Foi um marco importante para nós profissionais, que pesquisamos e trabalhamos com saúde mental no trabalho. Pois, temas tratados como tabus, no mundo corporativo, ganhavam visibilidade.

Em março de 2020, precisamente uma semana antes de ser deflagrada a pandemia e o isolamento social, eu visitei a área de saúde corporativa de uma grande empresa de Curitiba para apresentar o meu programa de Saúde Mental e Trabalho. E a profissional, que me recebeu, me perguntou se era adequado falar em Saúde Mental no contexto do trabalho. Este é o tabu que me referi anteriormente!

A pandemia potencializou a fragilidade da saúde mental, e estamos pagando o preço por anos e anos de displicência à saúde mental, principalmente, no trabalho. Por outro lado, é interessante notar que quando as necessidades são vivenciadas coletivamente, geram identificações e solidariedade, autorizando-nos a falar abertamente sobre o tema. Isto é imprescindível para promover a saúde mental: falar!

A saúde mental no trabalho é o foco da Psicodinâmica do Trabalho (PdT), abordagem teórica e com metodologia de intervenção, que estuda as vivências de prazer e sofrimento no trabalho, desenvolvida pelo médico e psicanalista francês Christophe Dejours. 

Como acontece o adoecimento mental?

Segundo a PdT, basicamente, o sofrimento é uma reação do nosso psiquismo para não adoecer. Inconscientemente, utilizamos de estratégias defensivas individuais ou coletivas como: negação, racionalização, normopatia e outras. Estas alteram a nossa percepção da realidade como estratégia para não entrar em contato com o sofrimento, no entanto, quando elas se esgotam ocorre o sofrimento patogênico.
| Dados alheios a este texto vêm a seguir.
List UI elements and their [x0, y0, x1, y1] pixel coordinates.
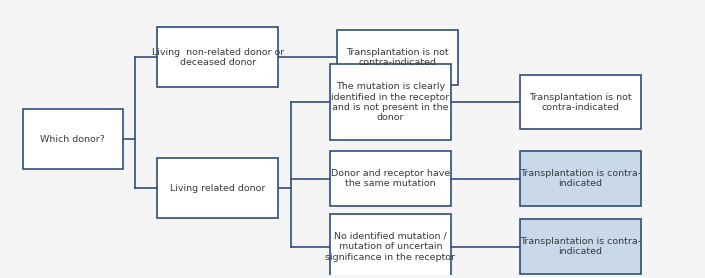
- Text: Living  non-related donor or
deceased donor: Living non-related donor or deceased don…: [152, 48, 284, 67]
- Text: Transplantation is contra-
indicated: Transplantation is contra- indicated: [520, 237, 641, 256]
- FancyBboxPatch shape: [520, 151, 641, 206]
- Text: No identified mutation /
mutation of uncertain
significance in the receptor: No identified mutation / mutation of unc…: [326, 232, 455, 262]
- Text: Transplantation is not
contra-indicated: Transplantation is not contra-indicated: [346, 48, 448, 67]
- Text: Transplantation is contra-
indicated: Transplantation is contra- indicated: [520, 169, 641, 188]
- Text: Living related donor: Living related donor: [170, 183, 266, 193]
- FancyBboxPatch shape: [520, 219, 641, 274]
- FancyBboxPatch shape: [520, 75, 641, 130]
- FancyBboxPatch shape: [337, 30, 458, 85]
- Text: Transplantation is not
contra-indicated: Transplantation is not contra-indicated: [529, 93, 632, 112]
- Text: Donor and receptor have
the same mutation: Donor and receptor have the same mutatio…: [331, 169, 450, 188]
- FancyBboxPatch shape: [157, 27, 278, 87]
- FancyBboxPatch shape: [157, 158, 278, 218]
- FancyBboxPatch shape: [330, 151, 451, 206]
- FancyBboxPatch shape: [330, 214, 451, 278]
- Text: The mutation is clearly
identified in the receptor
and is not present in the
don: The mutation is clearly identified in th…: [331, 82, 450, 122]
- FancyBboxPatch shape: [330, 64, 451, 140]
- Text: Which donor?: Which donor?: [40, 135, 105, 143]
- FancyBboxPatch shape: [23, 109, 123, 169]
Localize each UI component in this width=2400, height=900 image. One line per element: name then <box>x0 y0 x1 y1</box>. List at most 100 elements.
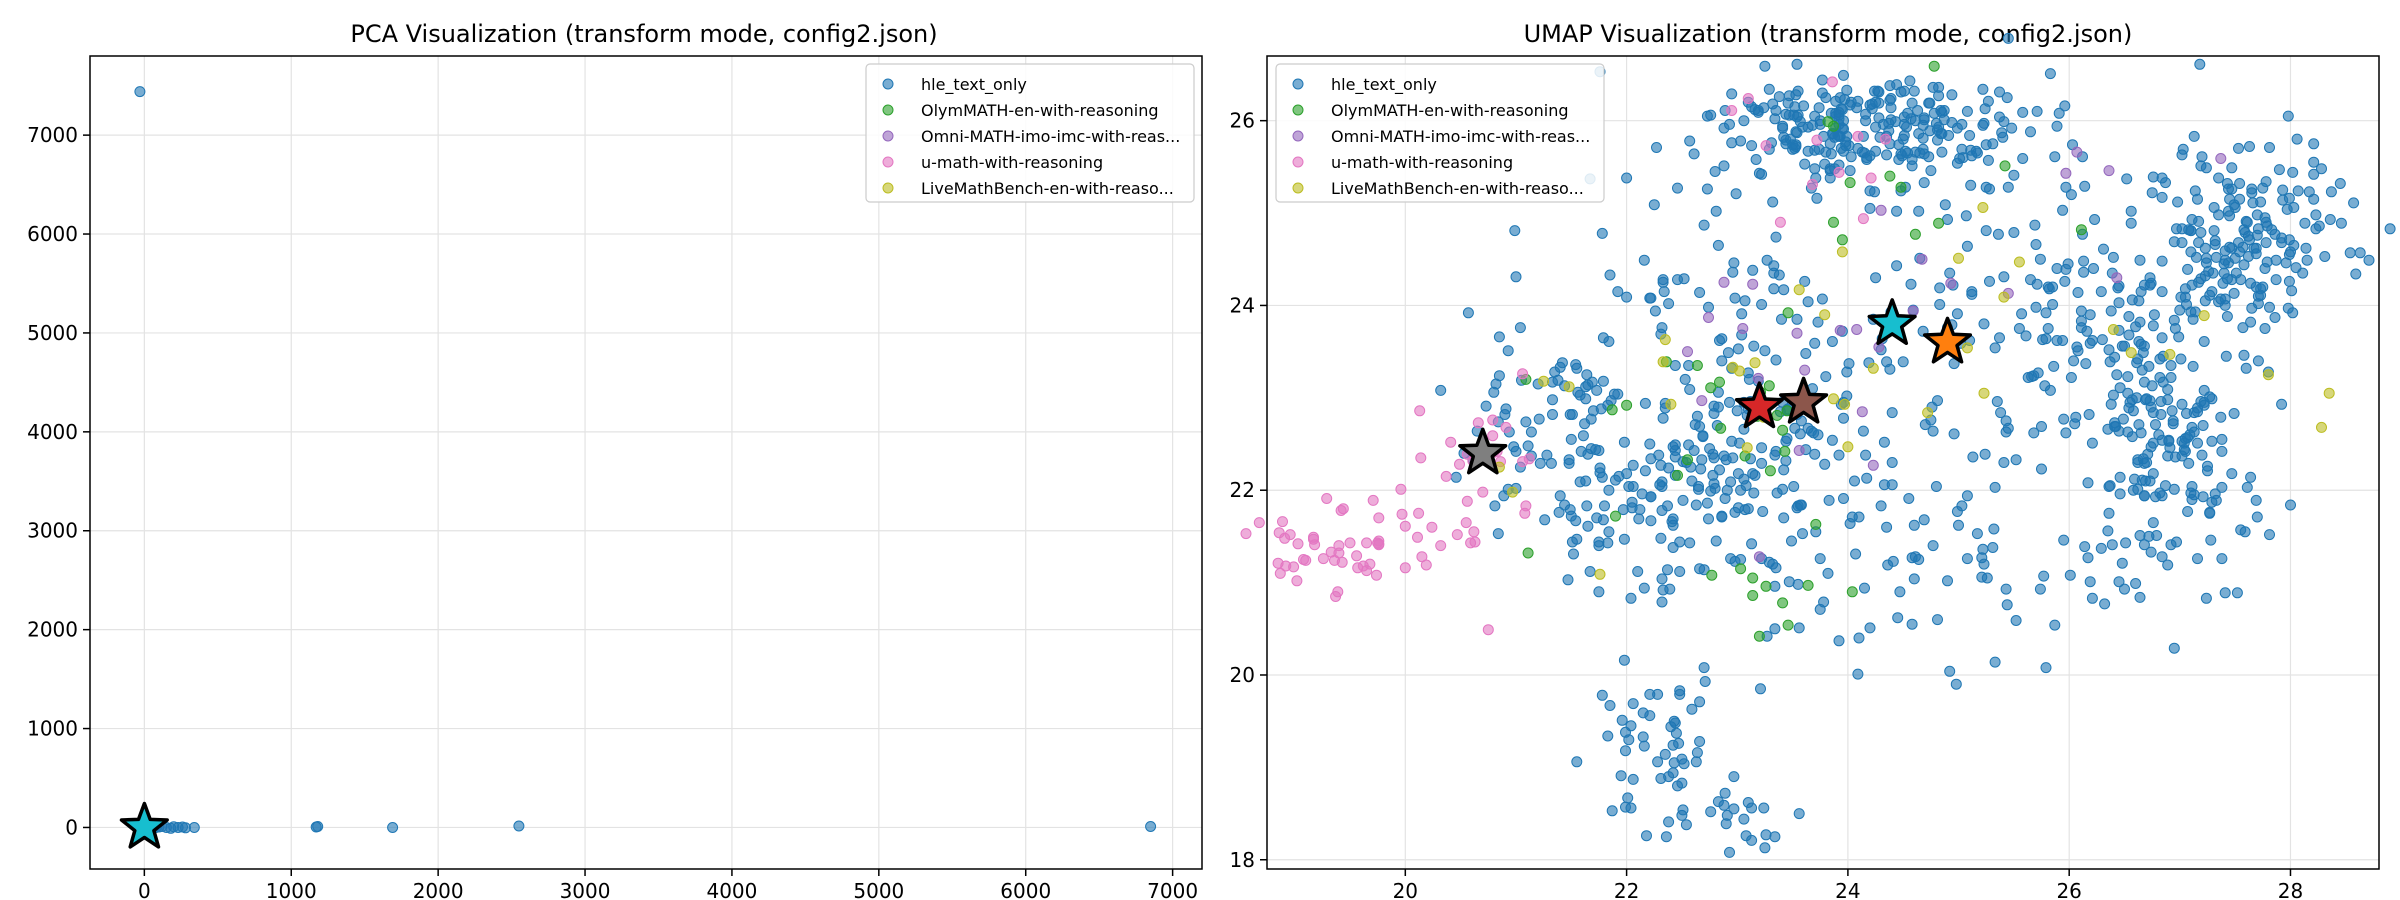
umap-point <box>1825 148 1837 160</box>
umap-point <box>2081 325 2093 337</box>
umap-point <box>1885 102 1897 114</box>
umap-point <box>1826 336 1838 347</box>
pca-legend-label-0: hle_text_only <box>921 75 1027 95</box>
umap-point <box>1799 275 1811 287</box>
umap-point <box>1695 463 1707 475</box>
umap-point <box>2002 422 2014 434</box>
umap-point <box>1691 410 1703 422</box>
umap-point <box>2205 534 2217 546</box>
umap-point <box>2016 308 2028 320</box>
umap-point <box>1414 405 1426 417</box>
umap-point <box>1645 515 1657 527</box>
umap-point <box>1778 512 1790 524</box>
umap-point <box>1760 580 1772 592</box>
umap-point <box>2213 172 2225 184</box>
umap-point <box>1670 727 1682 739</box>
umap-point <box>2103 165 2115 177</box>
umap-point <box>2226 162 2238 174</box>
umap-legend-label-2: Omni-MATH-imo-imc-with-reas... <box>1331 127 1590 146</box>
umap-point <box>2030 301 2042 313</box>
umap-point <box>2245 316 2257 328</box>
umap-point <box>1734 365 1745 377</box>
umap-point <box>1718 450 1730 462</box>
umap-point <box>2270 254 2282 266</box>
umap-highlight-star-2 <box>1458 427 1508 475</box>
umap-point <box>2240 362 2252 374</box>
umap-point <box>2150 491 2161 503</box>
umap-point <box>1731 405 1743 417</box>
umap-point <box>1705 806 1717 818</box>
umap-point <box>2276 232 2288 244</box>
umap-point <box>2017 106 2029 118</box>
umap-point <box>2235 524 2247 536</box>
umap-point <box>1522 440 1534 452</box>
umap-point <box>2277 194 2289 206</box>
umap-point <box>2282 302 2294 314</box>
umap-point <box>1719 787 1731 799</box>
umap-point <box>1617 504 1629 516</box>
umap-point <box>1709 482 1721 494</box>
umap-point <box>2196 449 2208 461</box>
umap-point <box>2044 384 2056 396</box>
umap-point <box>2242 251 2254 262</box>
umap-point <box>1594 467 1606 479</box>
umap-point <box>1928 60 1940 72</box>
umap-point <box>1565 510 1577 522</box>
umap-point <box>2140 475 2151 487</box>
umap-point <box>2078 255 2090 267</box>
umap-point <box>1333 540 1345 552</box>
umap-point <box>2235 274 2247 286</box>
umap-point <box>1769 623 1781 635</box>
umap-point <box>1982 95 1994 107</box>
umap-point <box>1627 481 1639 492</box>
umap-point <box>1869 186 1880 198</box>
umap-point <box>2060 427 2072 439</box>
umap-point <box>1942 575 1953 587</box>
umap-point <box>1655 459 1667 471</box>
umap-point <box>1618 436 1630 448</box>
umap-point <box>1980 139 1992 151</box>
umap-point <box>2044 68 2056 80</box>
umap-point <box>2002 181 2014 193</box>
umap-point <box>1562 574 1574 586</box>
umap-point <box>1769 449 1781 461</box>
umap-point <box>2150 419 2161 431</box>
umap-point <box>1556 357 1568 369</box>
umap-point <box>2088 263 2099 274</box>
umap-point <box>1793 445 1805 456</box>
umap-point <box>1522 547 1534 559</box>
umap-point <box>2190 251 2202 263</box>
umap-point <box>2123 311 2135 322</box>
umap-point <box>2172 196 2184 208</box>
umap-point <box>1240 528 1252 540</box>
umap-point <box>1502 345 1514 357</box>
umap-point <box>1793 284 1805 296</box>
umap-point <box>1939 199 1951 211</box>
umap-point <box>2059 100 2071 112</box>
umap-point <box>1853 511 1865 523</box>
umap-point <box>1627 459 1639 471</box>
umap-point <box>1849 475 1860 487</box>
umap-point <box>1716 510 1728 522</box>
umap-point <box>1627 773 1639 785</box>
umap-point <box>1994 86 2005 98</box>
pca-xtick-label-5: 5000 <box>853 879 904 900</box>
pca-xtick-label-3: 3000 <box>560 879 611 900</box>
umap-point <box>1637 707 1649 719</box>
umap-ytick-label-0: 18 <box>1230 848 1255 872</box>
umap-point <box>1582 520 1594 532</box>
umap-point <box>1707 469 1719 481</box>
umap-point <box>1361 537 1373 549</box>
umap-point <box>1976 571 1988 583</box>
umap-point <box>1656 573 1668 585</box>
umap-point <box>2186 279 2198 291</box>
umap-point <box>2084 576 2096 588</box>
umap-point <box>2031 105 2043 117</box>
umap-point <box>1834 324 1846 336</box>
umap-point <box>1703 513 1714 525</box>
umap-point <box>1965 179 1977 191</box>
umap-point <box>2192 437 2203 449</box>
pca-legend-marker-1 <box>882 104 894 116</box>
umap-point <box>1638 254 1650 266</box>
umap-point <box>2043 283 2055 295</box>
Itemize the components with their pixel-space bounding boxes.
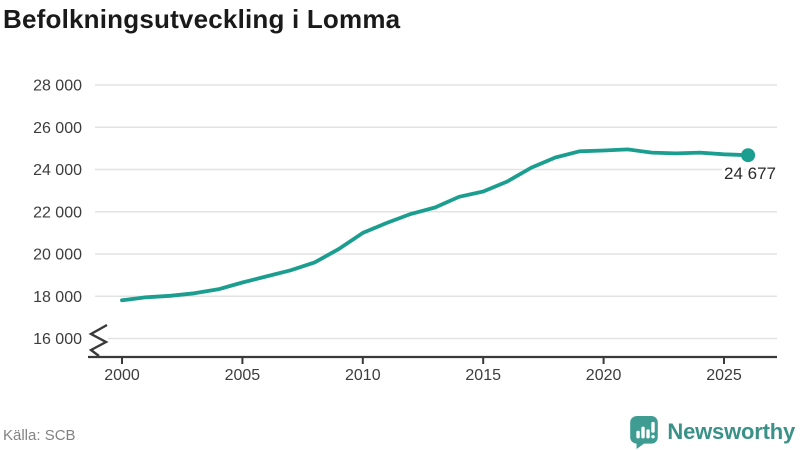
y-tick-label: 22 000 bbox=[33, 204, 82, 221]
x-tick-label: 2000 bbox=[104, 367, 140, 384]
x-tick-label: 2005 bbox=[225, 367, 261, 384]
y-tick-label: 18 000 bbox=[33, 289, 82, 306]
population-series-line bbox=[120, 147, 750, 303]
y-tick-label: 24 000 bbox=[33, 162, 82, 179]
x-tick-label: 2010 bbox=[345, 367, 381, 384]
population-line-chart: 28 000 26 000 24 000 22 000 20 000 18 000 16 0… bbox=[33, 78, 779, 385]
source-attribution: Källa: SCB bbox=[3, 427, 76, 444]
y-tick-label: 26 000 bbox=[33, 120, 82, 137]
x-tick-label: 2015 bbox=[465, 367, 501, 384]
y-tick-label: 28 000 bbox=[33, 78, 82, 95]
x-tick-label: 2025 bbox=[706, 367, 742, 384]
y-tick-label: 20 000 bbox=[33, 247, 82, 264]
newsworthy-bubble-chart-icon bbox=[630, 415, 659, 449]
y-tick-label: 16 000 bbox=[33, 331, 82, 348]
x-tick-label: 2020 bbox=[586, 367, 622, 384]
latest-value-dot bbox=[741, 148, 756, 163]
newsworthy-logo: Newsworthy bbox=[629, 414, 795, 450]
chart-title: Befolkningsutveckling i Lomma bbox=[3, 4, 401, 34]
newsworthy-wordmark: Newsworthy bbox=[667, 419, 795, 444]
latest-value-label: 24 677 bbox=[724, 164, 776, 183]
axis-break-icon bbox=[88, 323, 109, 357]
O adoecimento mental é uma crise de identidade, que se manifesta como depressão, síndrome de burnout e num último nível o suicídio.

E como anda a saúde mental no trabalho por aqui?

Em novembro passado, realizei uma enquete no LinkedIn e compartilho, abaixo, a questão e os resultados.

Apesar da objetividade dos resultados, podemos levantar algumas hipóteses com base na Psicodinâmica do Trabalho:

1.    As vivências de sofrimento que prevalecem nos resultados, estão gerando algum adoecimento físico ou mental;

2.    O prazer no trabalho ocorre quando o profissional diante dos desafios do dia a dia, por meio do sofrimento criativo, consegue transformar sua realidade, mobilizando sua inteligência prática e sua personalidade. Para isto, ele necessita de autonomia, de flexibilidade para negociar, contando com a confiança, a cooperação, solidariedade e o reconhecimento dos colegas, dos líderes e clientes. Este reconhecimento que se refere, basicamente, à utilidade e à qualidade da atividade, é que dará sentido e prazer ao seu trabalho.

3.      A neutralidade equivale à estratégia defensiva denominada normopatia. Que se caracteriza por sua extrema ‘normalidade’, no sentido de conformismo, levando o profissional a não vivenciar sofrimentos e nem somatizações. Até que as estratégias defensivas não se esgotem…

Os resultados nos indicam que precisamos agir!

Brevemente, apresentei algumas informações de um tema tão complexo e importante. Para finalizar, quero destacar o convite da campanha Janeiro Branco, deste ano, que é para expandirmos os cuidados com a saúde mental para onde existir um ser humano. Mas, principalmente, no ambiente de trabalho!

Cuide-se e cuide de quem está próximo! E se for necessário, busque ajuda!



*Ana Silvia Alves Borgo é Psicóloga Organizacional e do Trabalho (CRP 08/03162), Mestra em Administração (UTFPR), Didata da SBDG-RS. Há 33 anos atua na área de gestão, desenvolvimento humano e organizacional, e de saúde mental no trabalho.